7. Enfin, le montant de l'émolument fixé à 700 francs par l'autorité inférieure et mis à la charge du recourant ne prête pas flanc à la critique. Pour rappel, l'émolument en question ne constitue pas une amende, mais uniquement une somme, soumise au large pouvoir d'appréciation de l'ESTI dans le cadre légal, destinée à couvrir les frais d'établissement de la décision attaquée (art. 9 al. 1 2ème phrase OIFICF en relation avec l'art. 41 aOIBT ; arrêt du Tribunal administratif fédéral A-190/2013 du 27 mai 2013 consid. 4). Le montant ici en cause se situe au niveau inférieur de l'échelle (max. 3'000 francs) prévue à l'art. 9 al. 1 OIFICF. La décision doit être confirmée sur ce point également.
8. Il s'ensuit que le recours est mal fondé et qu'il doit être rejeté.
9. En application de l'art. 63 al. 1 PA et de l'art. 4 du règlement du 21 février 2008 concernant les frais, les dépens et indemnités fixés par le Tribunal administratif fédéral (FITAF, RS 173.320.2), les frais de procédure, arrêtés à 800 francs, sont mis à la charge du recourant. Ils sont prélevés sur le montant équivalent de l'avance de frais déjà versée. Dans la mesure où le recourant succombe, il n'y a pas lieu de lui allouer une indemnité à titre de dépens (art. 64 al. 1 PA a contrario). L'autorité inférieure n'y a également pas droit. (le dispositif est porté à la page suivante)
Erwägungen (20 Absätze)
E. 1 La procédure de recours devant le Tribunal administratif fédéral est régie par la loi fédérale du 20 décembre 1968 sur la procédure administrative (PA, RS 172.021), pour autant que la loi du 17 juin 2005 sur le Tribunal administratif fédéral (LTAF, RS 173.32 ; art. 37 LTAF) n'en dispose pas autrement. Le Tribunal examine d'office et librement sa compétence (art. 7 al. 1 PA) et la recevabilité des recours qui lui sont soumis.

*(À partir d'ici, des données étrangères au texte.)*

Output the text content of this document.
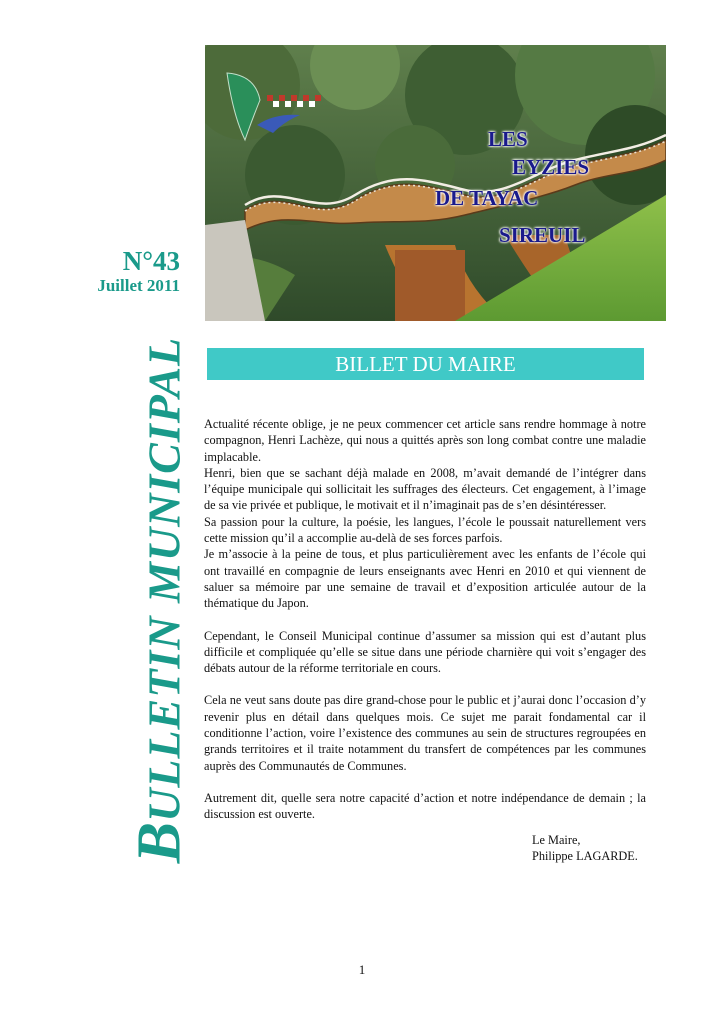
LES
EYZIES
DE TAYAC
SIREUIL
N°43
Juillet 2011
BULLETIN MUNICIPAL	BILLET DU MAIRE

Actualité récente oblige, je ne peux commencer cet article sans rendre hommage à notre compagnon, Henri Lachèze, qui nous a quittés après son long combat contre une maladie implacable.

Henri, bien que se sachant déjà malade en 2008, m’avait demandé de l’intégrer dans l’équipe municipale qui sollicitait les suffrages des électeurs. Cet engagement, à l’image de sa vie privée et publique, le motivait et il n’imaginait pas de s’en désintéresser.

Sa passion pour la culture, la poésie, les langues, l’école le poussait naturellement vers cette mission qu’il a accomplie au-delà de ses forces parfois.

Je m’associe à la peine de tous, et plus particulièrement avec les enfants de l’école qui ont travaillé en compagnie de leurs enseignants avec Henri en 2010 et qui viennent de saluer sa mémoire par une semaine de travail et d’exposition articulée autour de la thématique du Japon.

Cependant, le Conseil Municipal continue d’assumer sa mission qui est d’autant plus difficile et compliquée qu’elle se situe dans une période charnière qui voit s’engager des débats autour de la réforme territoriale en cours.

Cela ne veut sans doute pas dire grand-chose pour le public et j’aurai donc l’occasion d’y revenir plus en détail dans quelques mois. Ce sujet me parait fondamental car il conditionne l’action, voire l’existence des communes au sein de structures regroupées en grands territoires et il traite notamment du transfert de compétences par les communes auprès des Communautés de Communes.

Autrement dit, quelle sera notre capacité d’action et notre indépendance de demain ; la discussion est ouverte.

Le Maire,
Philippe LAGARDE.
1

E. 1.1 Selon l'art. 23 de la loi fédérale du 24 juin 1902 concernant les installations électriques à faible et à fort courant (LIE, RS 734.0), le Tribunal administratif fédéral connaît des recours contre les décisions émanant des organes de contrôle désignés à l'art. 21 LIE. L'autorité inférieure, service spécial de l'Association suisse des électriciens (ASE) soumis à la surveillance du Département fédéral de l'environnement, des transports, de l'énergie et de la communication (DETEC), est l'autorité de contrôle désignée par le Conseil fédéral au sens du ch. 2 de cette disposition (art. 1er de l'ordonnance du 7 décembre 1992 sur l'ESTI [OIFICF, RS 734.24]). Sa décision du 10 mai 2017 satisfait aux conditions posées par l'art. 5 de la loi fédérale du 20 décembre 1968 sur la procédure administrative (PA, RS 173.32). Partant, le Tribunal de céans est compétent pour connaître du litige.

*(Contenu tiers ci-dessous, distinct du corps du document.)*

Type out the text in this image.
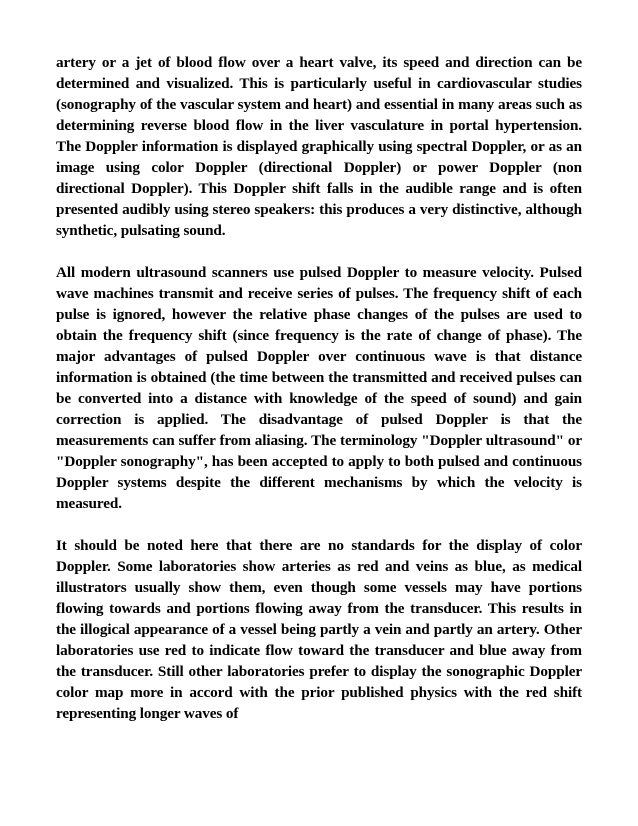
artery or a jet of blood flow over a heart valve, its speed and direction can be determined and visualized. This is particularly useful in cardiovascular studies (sonography of the vascular system and heart) and essential in many areas such as determining reverse blood flow in the liver vasculature in portal hypertension. The Doppler information is displayed graphically using spectral Doppler, or as an image using color Doppler (directional Doppler) or power Doppler (non directional Doppler). This Doppler shift falls in the audible range and is often presented audibly using stereo speakers: this produces a very distinctive, although synthetic, pulsating sound.

All modern ultrasound scanners use pulsed Doppler to measure velocity. Pulsed wave machines transmit and receive series of pulses. The frequency shift of each pulse is ignored, however the relative phase changes of the pulses are used to obtain the frequency shift (since frequency is the rate of change of phase). The major advantages of pulsed Doppler over continuous wave is that distance information is obtained (the time between the transmitted and received pulses can be converted into a distance with knowledge of the speed of sound) and gain correction is applied. The disadvantage of pulsed Doppler is that the measurements can suffer from aliasing. The terminology "Doppler ultrasound" or "Doppler sonography", has been accepted to apply to both pulsed and continuous Doppler systems despite the different mechanisms by which the velocity is measured.

It should be noted here that there are no standards for the display of color Doppler. Some laboratories show arteries as red and veins as blue, as medical illustrators usually show them, even though some vessels may have portions flowing towards and portions flowing away from the transducer. This results in the illogical appearance of a vessel being partly a vein and partly an artery. Other laboratories use red to indicate flow toward the transducer and blue away from the transducer. Still other laboratories prefer to display the sonographic Doppler color map more in accord with the prior published physics with the red shift representing longer waves of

E. 1.2 Déposé en temps utile par le destinataire de la décision attaquée qui lui fait grief (art. 22 ss, 48 et 50 PA), le recours répond pour le surplus aux exigences de forme et de contenu prévues par l'art. 52 PA. Il est donc recevable.
E. 2 L'objet du litige consiste à déterminer si la décision de l'autorité inférieure du 10 mai 2017, qui constate que le recourant n'a pas transmis les rapports de sécurité à B._______ SA dans les délais impartis et en déduit des conséquences juridiques, est bien fondée en droit.
E. 3.1 Le Tribunal examine les décisions qui lui sont soumises avec un plein pouvoir d'examen en fait et en droit. Son analyse porte sur l'application du droit - y compris l'excès ou l'abus du pouvoir d'appréciation - et sur les faits - constatation inexacte ou incomplète des faits pertinents - ainsi que sur l'opportunité de la décision entreprise (art. 49 PA). Il applique le droit d'office, sans être lié par les motifs invoqués (art. 62 al. 4 PA), ni par l'argumentation juridique développée dans la décision entreprise. La procédure est régie par la maxime inquisitoire, ce qui signifie que le Tribunal administratif fédéral définit les faits et apprécie les preuves d'office et librement (art. 12 PA).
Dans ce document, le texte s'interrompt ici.